Jeremy Hunt and the Nursing and Midwifery Council (NMC) have asked the Professional Standards Authority (PSA) to carry out an independent, ‘lessons learned’ review into the NMC’s handling of the Morecambe Bay fitness-to-practise cases.
The Department of Health (DH) has, with the NMC’s agreement, asked the PSA, which oversees professional regulators, to carry out an independent investigation following months of criticism. The NMC’s investigations into the midwives involved have not been resolved more than eight years after the first complaints.
Up to 19 infants and mothers died at University Hospitals of Morecambe Bay NHS Foundation Trust between 2004 and 2013 in cases where there were ‘significant’ or ‘major’ failures of care. Of these, the deaths of 11 babies and one mother were found to have been preventable.
The NMC ‘welcomed’ the PSA’s review, and said it has already implemented ‘important measures’ to help it handle fitness-to-practise cases.

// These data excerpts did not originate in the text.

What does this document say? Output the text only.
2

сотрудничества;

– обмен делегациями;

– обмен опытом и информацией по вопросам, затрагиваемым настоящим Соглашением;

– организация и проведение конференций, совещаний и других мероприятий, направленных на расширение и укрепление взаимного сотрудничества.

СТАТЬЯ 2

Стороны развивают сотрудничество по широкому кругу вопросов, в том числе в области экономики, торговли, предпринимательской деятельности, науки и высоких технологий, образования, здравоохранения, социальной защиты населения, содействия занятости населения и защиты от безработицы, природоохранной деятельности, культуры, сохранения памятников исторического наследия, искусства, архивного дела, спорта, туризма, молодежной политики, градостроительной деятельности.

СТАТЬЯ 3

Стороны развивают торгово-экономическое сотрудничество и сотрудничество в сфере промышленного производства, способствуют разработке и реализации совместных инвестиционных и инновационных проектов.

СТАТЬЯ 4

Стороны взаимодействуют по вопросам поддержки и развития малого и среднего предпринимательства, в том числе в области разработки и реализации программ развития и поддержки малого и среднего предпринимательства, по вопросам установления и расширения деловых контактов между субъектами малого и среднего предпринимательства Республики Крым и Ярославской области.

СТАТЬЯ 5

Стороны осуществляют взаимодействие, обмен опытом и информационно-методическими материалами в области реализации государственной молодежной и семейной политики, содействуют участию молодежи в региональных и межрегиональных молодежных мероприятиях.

The regulator announced in November last year that a lessons learned review would take place following the conclusion of the final Morcambe Bay fitness to practise cases in 2017.
Hunt said: ‘Given the NMC’s importance in ensuring high standards of care in nursing, health visiting and midwifery, this review will provide the public and the NMC itself with independent assurance that all the lessons from its handling of the events at Morecambe Bay have been learned and acted upon’.
PSA chief executive Harry Cayton was sent a letter by the DH on 17 February, requesting that his organisation take charge of the investigation ‘as soon as possible’. The exact terms of the review are due to be decided at a later date.
Time to ‘move forward’
NMC chief executive and registrar Jackie Smith acknowledged that the regulator took too long to deal with the cases after it delayed decisions while other investigations took place.
She said: ‘As an open and transparent organisation, committed to continuous improvement we welcome the contribution of the PSA in helping us to identify learning from our handling of these cases in order to establish where we could do things differently should a similar situation arise now.
‘We have already identified and implemented a range of important measures designed to make sure we handle cases better in the future. This includes establishing a dedicated witness liaison service to work closely with the families and individuals contributing to the fitness to practise process.
‘We cannot change what has already happened, however, we must move forward by identifying how we should do things differently in the future.’